As such, if P.K. focuses on being a physical presence preventing HD chances in the DZ, but becomes more deferential to his younger, faster forwards in the NZ and OZ by passing rather than carrying/shooting, we might be able to squeeze the most out of his waning time in NJ.

On a preponderance of all the evidence, it seems that it’s highly unlikely that P.K. Subban is a still a positive-impact NHL player, and it seems not entirely unlikely that he’s closer to an AHLer in terms of raw value (thought I’d like to see what his numbers look like with reduced responsibility). With his salary, reputation, and his potential; it doesn’t seem like a substantial change is imminent.
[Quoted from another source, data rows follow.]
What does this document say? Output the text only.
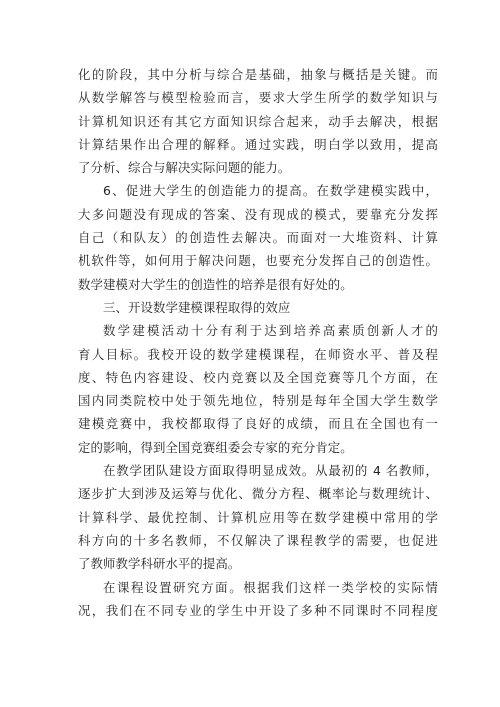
化的阶段，其中分析与综合是基础，抽象与概括是关键。而
从数学解答与模型检验而言，要求大学生所学的数学知识与
计算机知识还有其它方面知识综合起来，动手去解决，根据
计算结果作出合理的解释。通过实践，明白学以致用，提高
了分析、综合与解决实际问题的能力。
6、促进大学生的创造能力的提高。在数学建模实践中，
大多问题没有现成的答案、没有现成的模式，要靠充分发挥
自己（和队友）的创造性去解决。而面对一大堆资料、计算
机软件等，如何用于解决问题，也要充分发挥自己的创造性。
数学建模对大学生的创造性的培养是很有好处的。
三、开设数学建模课程取得的效应
数学建模活动十分有利于达到培养高素质创新人才的
育人目标。我校开设的数学建模课程，在师资水平、普及程
度、特色内容建设、校内竞赛以及全国竞赛等几个方面，在
国内同类院校中处于领先地位，特别是每年全国大学生数学
建模竞赛中，我校都取得了良好的成绩，而且在全国也有一
定的影响，得到全国竞赛组委会专家的充分肯定。
在教学团队建设方面取得明显成效。从最初的 4 名教师，
逐步扩大到涉及运筹与优化、微分方程、概率论与数理统计、
计算科学、最优控制、计算机应用等在数学建模中常用的学
科方向的十多名教师，不仅解决了课程教学的需要，也促进
了教师教学科研水平的提高。
在课程设置研究方面。根据我们这样一类学校的实际情
况，我们在不同专业的学生中开设了多种不同课时不同程度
And with Vatanen as the next righty on the list (and Tennyson after him), it’s not clear a change would improve things measurably anyway.

Dur to the circumstances in which the team finds itself, the Devils are probably just going to have to ride this out. There is not really a viable in-house solution, and in a season where chemistry is already a problem on special teams, removing a top-4 D-man doesn’t feel like it’s the medicine to the biggest problems facing this team. The best we can do is maximize the skills that P.K. still possesses, namely passing and physicality. If we do that, he and Murray may be able to serve as a viable bottom-4 pairing, assuming that Smith and Severson continue to do well in their top pairing role. If it’s business as usual though, P.K. is likely in for a tough finish to this year.